Does Failure Have Benefits? Faculty Discuss

Professors quote notable people like J.K. Rowling and Jimmy Buffett to reflect on the fruits of failure.

Illustration by Getty Images © UZENZEN

Does Failure Have Benefits? Faculty Discuss

Professors quote notable people like J.K. Rowling and Jimmy Buffett to reflect on the fruits of failure.

Compiled by Zach Martino

Pamela Frable
Associate Professor of Nursing
Harris College of Nursing & Health Sciences

Whether failure withers and breaks us or nurtures and strengthens us depends on the meaning we give it. Failure offers opportunities to reflect on what did and did not work, understand how we contributed to the outcome, and discover and create better actions and results. Every time we fail and find a way to stand and move forward, we practice resilience. Every time we fail and find a way to try again — differently — to begin anew, we practice perseverance. Every time we practice resilience and perseverance, we practice optimism, the hope that we and the world can be better and more successful. Failure can teach us that the success we envision is not always the success we live, and through that failure we remain open to opportunities we may not have imagined.

Yuri Strzhemechny
Associate Professor of Physics and Astronomy
College of Science & Engineering

One can benefit from a failure only if the failure is perceived as beneficial. Grief over failure should be as short as possible, and then begins the recovery. As a faculty member, I face microfailures quite often and try to gain from them as much as possible. A research experiment fails to achieve its goal? Learn something new about the fundamentals behind the studied phenomena and modify your approach. The submitted manuscript was returned with a harsh criticism? Don’t blame the reviewers. Try to look at your writing from a different perspective and address the weaknesses.

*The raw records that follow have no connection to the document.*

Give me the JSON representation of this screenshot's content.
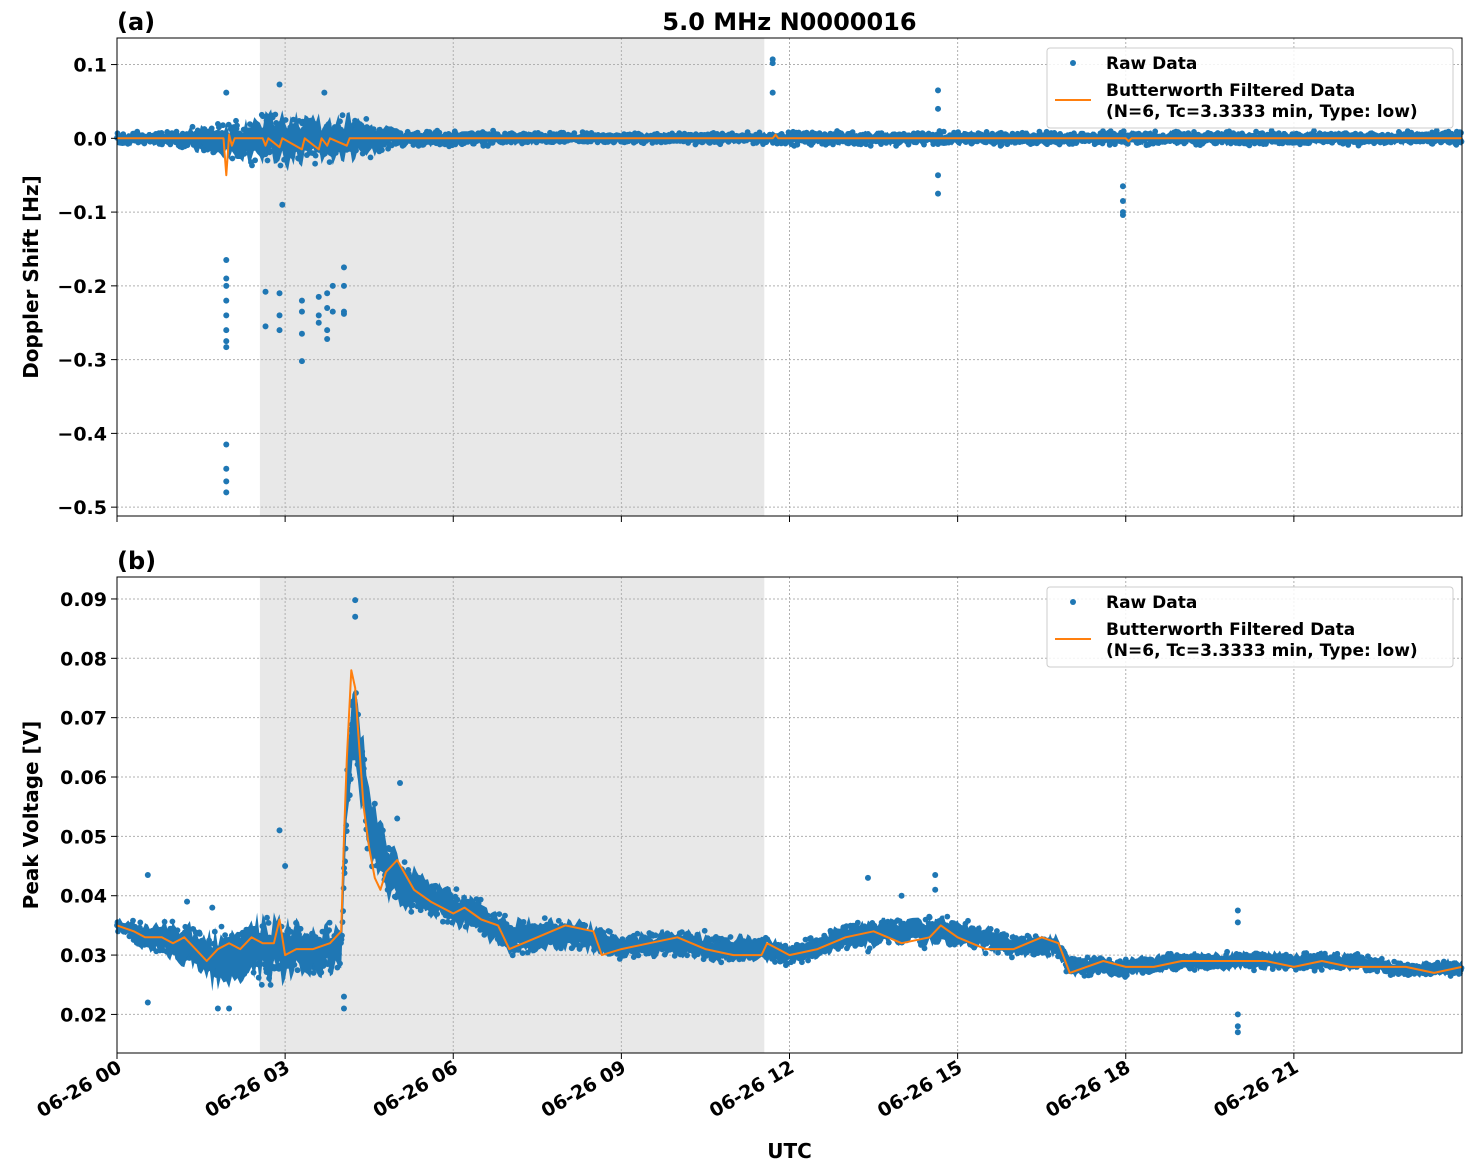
{
  "chart_data": [
    {
      "type": "scatter",
      "panel_label": "(a)",
      "title": "5.0 MHz N0000016",
      "xlabel": "",
      "ylabel": "Doppler Shift [Hz]",
      "ylim": [
        -0.512,
        0.136
      ],
      "yticks": [
        0.1,
        0.0,
        -0.1,
        -0.2,
        -0.3,
        -0.4,
        -0.5
      ],
      "ytick_labels": [
        "0.1",
        "0.0",
        "−0.1",
        "−0.2",
        "−0.3",
        "−0.4",
        "−0.5"
      ],
      "xlim_hours": [
        0,
        24
      ],
      "shaded_region_hours": [
        2.55,
        11.55
      ],
      "grid": true,
      "legend_placement": "top-right",
      "legend": [
        {
          "label": "Raw Data",
          "marker": "dot"
        },
        {
          "label": "Butterworth Filtered Data\n(N=6, Tc=3.3333 min, Type: low)",
          "marker": "line"
        }
      ],
      "series": [
        {
          "name": "Raw Data",
          "color": "#1f77b4",
          "band": [
            [
              0,
              0.012,
              -0.012
            ],
            [
              1,
              0.012,
              -0.012
            ],
            [
              1.8,
              0.025,
              -0.03
            ],
            [
              2.5,
              0.04,
              -0.04
            ],
            [
              3.0,
              0.05,
              -0.05
            ],
            [
              3.5,
              0.04,
              -0.04
            ],
            [
              4.2,
              0.04,
              -0.04
            ],
            [
              5,
              0.015,
              -0.015
            ],
            [
              8,
              0.01,
              -0.01
            ],
            [
              11.5,
              0.01,
              -0.01
            ],
            [
              12,
              0.012,
              -0.012
            ],
            [
              15,
              0.012,
              -0.012
            ],
            [
              24,
              0.012,
              -0.012
            ]
          ],
          "outliers": [
            [
              1.95,
              -0.165
            ],
            [
              1.95,
              -0.19
            ],
            [
              1.95,
              -0.2
            ],
            [
              1.95,
              -0.22
            ],
            [
              1.95,
              -0.24
            ],
            [
              1.95,
              -0.26
            ],
            [
              1.95,
              -0.275
            ],
            [
              1.95,
              -0.283
            ],
            [
              1.95,
              -0.415
            ],
            [
              1.95,
              -0.448
            ],
            [
              1.95,
              -0.465
            ],
            [
              1.95,
              -0.48
            ],
            [
              1.95,
              0.062
            ],
            [
              2.65,
              -0.208
            ],
            [
              2.65,
              -0.255
            ],
            [
              2.9,
              -0.21
            ],
            [
              2.9,
              -0.24
            ],
            [
              2.9,
              -0.26
            ],
            [
              3.3,
              -0.22
            ],
            [
              3.3,
              -0.235
            ],
            [
              3.3,
              -0.302
            ],
            [
              3.3,
              -0.265
            ],
            [
              3.6,
              -0.215
            ],
            [
              3.6,
              -0.24
            ],
            [
              3.6,
              -0.25
            ],
            [
              3.75,
              -0.21
            ],
            [
              3.75,
              -0.23
            ],
            [
              3.75,
              -0.26
            ],
            [
              3.75,
              -0.272
            ],
            [
              3.85,
              -0.2
            ],
            [
              3.85,
              -0.235
            ],
            [
              4.05,
              -0.175
            ],
            [
              4.05,
              -0.2
            ],
            [
              4.05,
              -0.235
            ],
            [
              4.05,
              -0.238
            ],
            [
              2.9,
              0.073
            ],
            [
              2.95,
              -0.09
            ],
            [
              3.7,
              0.062
            ],
            [
              11.7,
              0.107
            ],
            [
              11.7,
              0.102
            ],
            [
              11.7,
              0.062
            ],
            [
              14.65,
              0.065
            ],
            [
              14.65,
              0.04
            ],
            [
              14.65,
              -0.05
            ],
            [
              14.65,
              -0.075
            ],
            [
              17.95,
              -0.065
            ],
            [
              17.95,
              -0.085
            ],
            [
              17.95,
              -0.1
            ],
            [
              17.95,
              -0.104
            ]
          ]
        },
        {
          "name": "Butterworth Filtered Data (N=6, Tc=3.3333 min, Type: low)",
          "color": "#ff7f0e",
          "points": [
            [
              0,
              0.0
            ],
            [
              1.9,
              0.0
            ],
            [
              1.95,
              -0.05
            ],
            [
              2.0,
              0.005
            ],
            [
              2.05,
              -0.01
            ],
            [
              2.1,
              0.0
            ],
            [
              2.6,
              0.0
            ],
            [
              2.65,
              -0.01
            ],
            [
              2.7,
              0.0
            ],
            [
              2.9,
              -0.012
            ],
            [
              2.95,
              0.0
            ],
            [
              3.3,
              -0.015
            ],
            [
              3.35,
              0.0
            ],
            [
              3.6,
              -0.015
            ],
            [
              3.65,
              0.0
            ],
            [
              3.75,
              -0.01
            ],
            [
              3.8,
              0.0
            ],
            [
              4.1,
              -0.01
            ],
            [
              4.15,
              0.0
            ],
            [
              11.7,
              0.0
            ],
            [
              11.75,
              0.005
            ],
            [
              11.8,
              0.0
            ],
            [
              18.0,
              0.0
            ],
            [
              18.05,
              -0.004
            ],
            [
              18.1,
              0.0
            ],
            [
              24,
              0.0
            ]
          ]
        }
      ]
    },
    {
      "type": "scatter",
      "panel_label": "(b)",
      "title": "",
      "xlabel": "UTC",
      "ylabel": "Peak Voltage [V]",
      "ylim": [
        0.0135,
        0.0937
      ],
      "yticks": [
        0.09,
        0.08,
        0.07,
        0.06,
        0.05,
        0.04,
        0.03,
        0.02
      ],
      "ytick_labels": [
        "0.09",
        "0.08",
        "0.07",
        "0.06",
        "0.05",
        "0.04",
        "0.03",
        "0.02"
      ],
      "xlim_hours": [
        0,
        24
      ],
      "xticks_hours": [
        0,
        3,
        6,
        9,
        12,
        15,
        18,
        21
      ],
      "xtick_labels": [
        "06-26 00",
        "06-26 03",
        "06-26 06",
        "06-26 09",
        "06-26 12",
        "06-26 15",
        "06-26 18",
        "06-26 21"
      ],
      "shaded_region_hours": [
        2.55,
        11.55
      ],
      "grid": true,
      "legend_placement": "top-right",
      "legend": [
        {
          "label": "Raw Data",
          "marker": "dot"
        },
        {
          "label": "Butterworth Filtered Data\n(N=6, Tc=3.3333 min, Type: low)",
          "marker": "line"
        }
      ],
      "series": [
        {
          "name": "Raw Data",
          "color": "#1f77b4",
          "band": [
            [
              0,
              0.0365,
              0.034
            ],
            [
              0.5,
              0.036,
              0.03
            ],
            [
              1.0,
              0.037,
              0.028
            ],
            [
              1.5,
              0.036,
              0.026
            ],
            [
              1.7,
              0.035,
              0.023
            ],
            [
              2.0,
              0.037,
              0.023
            ],
            [
              2.5,
              0.038,
              0.024
            ],
            [
              3.0,
              0.038,
              0.024
            ],
            [
              3.5,
              0.036,
              0.025
            ],
            [
              4.0,
              0.037,
              0.026
            ],
            [
              4.1,
              0.065,
              0.045
            ],
            [
              4.2,
              0.08,
              0.06
            ],
            [
              4.3,
              0.078,
              0.055
            ],
            [
              4.5,
              0.06,
              0.042
            ],
            [
              4.8,
              0.052,
              0.038
            ],
            [
              5.2,
              0.047,
              0.036
            ],
            [
              5.8,
              0.043,
              0.035
            ],
            [
              6.5,
              0.04,
              0.032
            ],
            [
              7.0,
              0.037,
              0.029
            ],
            [
              8.0,
              0.037,
              0.03
            ],
            [
              8.6,
              0.036,
              0.029
            ],
            [
              9.0,
              0.034,
              0.029
            ],
            [
              10.0,
              0.035,
              0.029
            ],
            [
              11.0,
              0.034,
              0.028
            ],
            [
              11.6,
              0.034,
              0.028
            ],
            [
              12.0,
              0.032,
              0.028
            ],
            [
              13.0,
              0.036,
              0.03
            ],
            [
              14.0,
              0.037,
              0.031
            ],
            [
              15.0,
              0.037,
              0.031
            ],
            [
              16.0,
              0.034,
              0.029
            ],
            [
              16.8,
              0.034,
              0.029
            ],
            [
              17.0,
              0.03,
              0.026
            ],
            [
              18.0,
              0.03,
              0.026
            ],
            [
              19.0,
              0.031,
              0.027
            ],
            [
              20.0,
              0.031,
              0.027
            ],
            [
              21.0,
              0.031,
              0.027
            ],
            [
              22.0,
              0.031,
              0.027
            ],
            [
              23.0,
              0.029,
              0.026
            ],
            [
              24,
              0.03,
              0.026
            ]
          ],
          "outliers": [
            [
              0.55,
              0.0435
            ],
            [
              0.55,
              0.022
            ],
            [
              1.25,
              0.039
            ],
            [
              1.7,
              0.038
            ],
            [
              1.8,
              0.021
            ],
            [
              2.0,
              0.021
            ],
            [
              2.9,
              0.051
            ],
            [
              3.0,
              0.045
            ],
            [
              4.05,
              0.021
            ],
            [
              4.05,
              0.023
            ],
            [
              4.25,
              0.0898
            ],
            [
              4.25,
              0.087
            ],
            [
              4.6,
              0.0555
            ],
            [
              5.05,
              0.059
            ],
            [
              5.0,
              0.053
            ],
            [
              13.4,
              0.043
            ],
            [
              14.0,
              0.04
            ],
            [
              14.6,
              0.0435
            ],
            [
              14.6,
              0.041
            ],
            [
              20.0,
              0.0375
            ],
            [
              20.0,
              0.0355
            ],
            [
              20.0,
              0.018
            ],
            [
              20.0,
              0.017
            ],
            [
              20.0,
              0.02
            ]
          ]
        },
        {
          "name": "Butterworth Filtered Data (N=6, Tc=3.3333 min, Type: low)",
          "color": "#ff7f0e",
          "points": [
            [
              0,
              0.035
            ],
            [
              0.3,
              0.034
            ],
            [
              0.5,
              0.033
            ],
            [
              0.8,
              0.033
            ],
            [
              1.0,
              0.032
            ],
            [
              1.2,
              0.033
            ],
            [
              1.4,
              0.031
            ],
            [
              1.6,
              0.029
            ],
            [
              1.8,
              0.031
            ],
            [
              2.0,
              0.032
            ],
            [
              2.2,
              0.031
            ],
            [
              2.4,
              0.033
            ],
            [
              2.6,
              0.032
            ],
            [
              2.8,
              0.032
            ],
            [
              2.9,
              0.036
            ],
            [
              3.0,
              0.03
            ],
            [
              3.2,
              0.031
            ],
            [
              3.5,
              0.031
            ],
            [
              3.8,
              0.032
            ],
            [
              4.0,
              0.034
            ],
            [
              4.05,
              0.05
            ],
            [
              4.1,
              0.063
            ],
            [
              4.18,
              0.078
            ],
            [
              4.25,
              0.075
            ],
            [
              4.3,
              0.068
            ],
            [
              4.4,
              0.055
            ],
            [
              4.5,
              0.048
            ],
            [
              4.6,
              0.043
            ],
            [
              4.7,
              0.041
            ],
            [
              4.8,
              0.044
            ],
            [
              5.0,
              0.046
            ],
            [
              5.3,
              0.041
            ],
            [
              5.6,
              0.039
            ],
            [
              6.0,
              0.037
            ],
            [
              6.2,
              0.038
            ],
            [
              6.5,
              0.036
            ],
            [
              6.8,
              0.035
            ],
            [
              7.0,
              0.031
            ],
            [
              7.5,
              0.033
            ],
            [
              8.0,
              0.035
            ],
            [
              8.5,
              0.034
            ],
            [
              8.65,
              0.03
            ],
            [
              9.0,
              0.031
            ],
            [
              9.5,
              0.032
            ],
            [
              10.0,
              0.033
            ],
            [
              10.5,
              0.031
            ],
            [
              11.0,
              0.03
            ],
            [
              11.5,
              0.03
            ],
            [
              11.6,
              0.032
            ],
            [
              12.0,
              0.03
            ],
            [
              12.5,
              0.031
            ],
            [
              13.0,
              0.033
            ],
            [
              13.5,
              0.034
            ],
            [
              14.0,
              0.032
            ],
            [
              14.5,
              0.033
            ],
            [
              14.7,
              0.035
            ],
            [
              15.0,
              0.033
            ],
            [
              15.5,
              0.031
            ],
            [
              16.0,
              0.031
            ],
            [
              16.5,
              0.033
            ],
            [
              16.8,
              0.032
            ],
            [
              17.0,
              0.027
            ],
            [
              17.3,
              0.028
            ],
            [
              17.6,
              0.029
            ],
            [
              18.0,
              0.028
            ],
            [
              18.5,
              0.028
            ],
            [
              19.0,
              0.029
            ],
            [
              19.5,
              0.029
            ],
            [
              20.0,
              0.029
            ],
            [
              20.5,
              0.029
            ],
            [
              21.0,
              0.028
            ],
            [
              21.5,
              0.029
            ],
            [
              22.0,
              0.028
            ],
            [
              22.5,
              0.028
            ],
            [
              23.0,
              0.028
            ],
            [
              23.5,
              0.027
            ],
            [
              24,
              0.028
            ]
          ]
        }
      ]
    }
  ]
}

The students in your class are not performing on the required level? Switch your teaching tactics. Self-assess your effectiveness. While failures are numerous, the positive attitude has to be the same every time.

Frank Thomas
Professor of Counseling
College of Education

I recall J.K. Rowling’s commencement speech at Harvard when she said, “It is impossible to live without failing at something, unless you live so cautiously that you might as well not have lived at all — in which case you fail by default.” Failure enlightens; it is priceless systems feedback when results inform future individual efforts. But I think it is important to remember failure may be a social experience. Failure can tell you how a system is opposing you. People of minority status experience this every single day. So, failure can build personal resilience and teach you about yourself, but it can also reveal how your world attempts to limit you. Instead of “try, try again,” I prefer “be like water” when facing failure. Flow around obstacles. Wear down barriers.

Lewis Glaser
Professor and Chair of Graphic Design
College of Fine Arts

Albert Einstein said, “Failure is success in progress.” Failure allows us to learn. We do not learn by repeating what we’re already good at. We can learn without failure — to an extent. But being willing to take chances and push the envelope is how we make quantum discoveries. Thomas Edison summed it up: “I have not failed. I’ve just found 10,000 ways that won’t work.”

Paul King
Professor of Communication Studies
Bob Schieffer College of Communication

The only people who don’t ever fail are those who aren’t really trying to succeed. I hope that my students won’t be content with taking only the small, safe steps in life. It’s when you reach high and chance failure that you can change the world.

Karen Nelson
Professor of Accounting
Neeley School of Business

“Failure” is weighted with so many negative connotations, but it is really just an attempt that did not turn out as expected. When you succeed, you rarely question why. But when you fail, it provides an opportunity for introspection — to reassess your expectations, to recalibrate your actions and to recommit to your goals.

Rob Garnett
Associate Dean
John V. Roach Honors College

When we fall down or run into walls, we’re forced (or at least allowed) to ask questions: What happened? What more could/should I have done? Was I treated fairly? Does this mean it’s time to cut my losses and walk away, or do I need to dig deeper, seek help, or both? Like Jimmy Buffett in “Margaritaville,” we often start out thinking that others are to blame but eventually realize that we ourselves played a large role in creating the negative outcome. Above all, we gain an opportunity to stop and reflect, to regroup and grow — a chance to learn.